For the first time in our history, U.S. prisons house over a
million inmates, enough to populate a city larger than San
Francisco. Building prisons is the new growth industry, as the
American public reacts to a perceived increase in violence and
politicians take a hard line toward crime. But this eagerness to
construct more prisons raises basic questions about what the
community wants and will tolerate and what the Supreme Court will
sanction.
In this timely book, Norman Finkel looks at the relationship
between the "law on the books," as set down in the Constitution and
developed in cases and decisions, and what he calls "commonsense
justice," the ordinary citizen's notions of what is just and fair.
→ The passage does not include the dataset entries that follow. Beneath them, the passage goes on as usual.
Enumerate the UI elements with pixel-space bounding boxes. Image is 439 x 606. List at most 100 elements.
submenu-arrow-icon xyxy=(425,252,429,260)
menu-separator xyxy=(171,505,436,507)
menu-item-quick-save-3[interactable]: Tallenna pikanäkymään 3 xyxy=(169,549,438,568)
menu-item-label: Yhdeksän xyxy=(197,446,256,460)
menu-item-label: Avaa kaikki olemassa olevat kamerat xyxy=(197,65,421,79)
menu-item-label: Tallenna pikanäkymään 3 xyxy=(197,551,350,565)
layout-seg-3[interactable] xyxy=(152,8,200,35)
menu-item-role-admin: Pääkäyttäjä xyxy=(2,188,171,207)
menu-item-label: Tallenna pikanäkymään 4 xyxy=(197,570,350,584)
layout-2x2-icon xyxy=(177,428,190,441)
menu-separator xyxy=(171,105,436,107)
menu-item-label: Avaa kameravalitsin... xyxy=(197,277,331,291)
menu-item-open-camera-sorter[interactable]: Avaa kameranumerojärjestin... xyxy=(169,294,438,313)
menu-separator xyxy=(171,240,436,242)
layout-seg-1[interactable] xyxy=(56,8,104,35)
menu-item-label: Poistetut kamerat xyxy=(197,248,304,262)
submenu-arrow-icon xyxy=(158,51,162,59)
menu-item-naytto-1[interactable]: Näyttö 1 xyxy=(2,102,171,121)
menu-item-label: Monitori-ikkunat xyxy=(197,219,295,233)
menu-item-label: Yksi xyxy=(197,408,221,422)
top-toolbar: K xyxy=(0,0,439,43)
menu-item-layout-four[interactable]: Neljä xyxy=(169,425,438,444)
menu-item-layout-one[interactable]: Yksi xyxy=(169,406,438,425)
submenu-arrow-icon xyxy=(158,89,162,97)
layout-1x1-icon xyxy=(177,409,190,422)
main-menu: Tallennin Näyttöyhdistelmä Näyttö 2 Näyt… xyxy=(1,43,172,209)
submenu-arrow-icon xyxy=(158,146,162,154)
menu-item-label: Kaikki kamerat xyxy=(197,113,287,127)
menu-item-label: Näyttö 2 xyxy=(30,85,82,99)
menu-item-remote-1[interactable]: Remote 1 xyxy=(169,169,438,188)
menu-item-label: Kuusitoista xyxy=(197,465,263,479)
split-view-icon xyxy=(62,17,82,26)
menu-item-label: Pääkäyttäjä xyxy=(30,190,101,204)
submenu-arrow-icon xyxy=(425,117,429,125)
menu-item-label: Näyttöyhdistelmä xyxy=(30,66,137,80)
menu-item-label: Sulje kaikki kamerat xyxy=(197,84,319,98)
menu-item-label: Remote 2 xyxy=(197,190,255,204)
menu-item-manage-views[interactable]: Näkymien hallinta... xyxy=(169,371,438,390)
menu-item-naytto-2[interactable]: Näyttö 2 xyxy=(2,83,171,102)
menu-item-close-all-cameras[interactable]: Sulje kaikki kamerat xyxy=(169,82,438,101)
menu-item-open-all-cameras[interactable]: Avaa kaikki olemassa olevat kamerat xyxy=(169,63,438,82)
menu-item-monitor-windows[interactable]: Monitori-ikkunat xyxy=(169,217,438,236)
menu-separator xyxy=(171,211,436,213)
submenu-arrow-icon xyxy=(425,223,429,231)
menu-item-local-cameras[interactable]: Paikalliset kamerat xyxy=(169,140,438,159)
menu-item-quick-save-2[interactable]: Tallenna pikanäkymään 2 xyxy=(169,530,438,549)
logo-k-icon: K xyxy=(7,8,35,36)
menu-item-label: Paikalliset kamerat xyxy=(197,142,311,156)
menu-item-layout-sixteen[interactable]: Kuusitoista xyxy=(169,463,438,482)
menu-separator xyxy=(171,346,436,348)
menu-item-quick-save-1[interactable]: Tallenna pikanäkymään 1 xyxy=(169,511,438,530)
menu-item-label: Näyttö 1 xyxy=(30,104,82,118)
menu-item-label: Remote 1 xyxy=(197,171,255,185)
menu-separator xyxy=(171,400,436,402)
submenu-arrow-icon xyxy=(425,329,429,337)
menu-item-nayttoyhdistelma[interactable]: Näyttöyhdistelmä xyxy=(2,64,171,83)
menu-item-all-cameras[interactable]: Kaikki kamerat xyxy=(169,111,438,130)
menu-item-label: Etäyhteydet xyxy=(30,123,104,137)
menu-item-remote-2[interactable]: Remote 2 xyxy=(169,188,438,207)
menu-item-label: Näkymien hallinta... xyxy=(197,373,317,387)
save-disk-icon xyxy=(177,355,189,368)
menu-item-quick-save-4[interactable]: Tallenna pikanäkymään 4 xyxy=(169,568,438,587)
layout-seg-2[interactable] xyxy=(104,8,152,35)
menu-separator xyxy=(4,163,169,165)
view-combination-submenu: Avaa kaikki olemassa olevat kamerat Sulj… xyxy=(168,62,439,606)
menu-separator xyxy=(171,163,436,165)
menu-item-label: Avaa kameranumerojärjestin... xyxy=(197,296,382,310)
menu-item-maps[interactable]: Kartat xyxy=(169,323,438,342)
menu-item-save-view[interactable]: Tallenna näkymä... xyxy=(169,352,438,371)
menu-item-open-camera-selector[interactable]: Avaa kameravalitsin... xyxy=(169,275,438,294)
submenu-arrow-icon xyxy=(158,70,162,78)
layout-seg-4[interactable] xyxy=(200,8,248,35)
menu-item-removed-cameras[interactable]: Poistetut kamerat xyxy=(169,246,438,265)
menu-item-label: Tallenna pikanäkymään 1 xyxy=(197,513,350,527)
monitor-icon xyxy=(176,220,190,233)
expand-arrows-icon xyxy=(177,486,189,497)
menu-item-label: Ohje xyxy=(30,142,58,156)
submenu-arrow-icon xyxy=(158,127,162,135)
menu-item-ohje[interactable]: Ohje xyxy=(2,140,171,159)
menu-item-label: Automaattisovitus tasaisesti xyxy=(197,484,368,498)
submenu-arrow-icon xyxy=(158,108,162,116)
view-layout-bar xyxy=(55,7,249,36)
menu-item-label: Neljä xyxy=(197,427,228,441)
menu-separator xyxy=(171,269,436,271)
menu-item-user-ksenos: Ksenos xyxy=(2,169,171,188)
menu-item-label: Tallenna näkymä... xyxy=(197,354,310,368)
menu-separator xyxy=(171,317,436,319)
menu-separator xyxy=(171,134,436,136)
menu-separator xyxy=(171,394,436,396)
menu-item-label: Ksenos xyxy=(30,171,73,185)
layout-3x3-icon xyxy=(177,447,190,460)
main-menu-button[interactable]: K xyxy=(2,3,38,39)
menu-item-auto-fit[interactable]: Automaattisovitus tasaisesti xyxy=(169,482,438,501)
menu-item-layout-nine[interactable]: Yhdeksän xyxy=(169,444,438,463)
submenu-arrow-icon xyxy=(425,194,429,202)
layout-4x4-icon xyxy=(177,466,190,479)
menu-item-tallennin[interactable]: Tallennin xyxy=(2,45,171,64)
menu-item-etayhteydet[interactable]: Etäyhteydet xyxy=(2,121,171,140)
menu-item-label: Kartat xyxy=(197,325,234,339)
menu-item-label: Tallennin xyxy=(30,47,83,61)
Law is an essentially human endeavor, a collection of psychological
theories about why people think, feel, and behave as they do, and
when and why we should find some of them blameworthy and
punishable. But is it independent of community sentiment, as some
would contend? Or, as Finkel suggests, do juries bring the
community's judgment to bear on the moral blameworthiness of the
defendant? When jurors decide that the law is unfair, or the
punishment inappropriate for a particular defendant, they have
sometimes nullified the law.
Nullification represents the jury's desire not to defeat but
"to perfect and complete" the law. It is the "no confidence" vote
of commonsense justice refusing to follow the path the law has
marked out--and pointing to a new path based on what seem to be
more just grounds. Finkel brings to life the story behind the jury
and judicial decisions, interweaving anecdotes, case law, and
social science research to present a balanced and comprehensive
view ofimportant legal and social policy issues.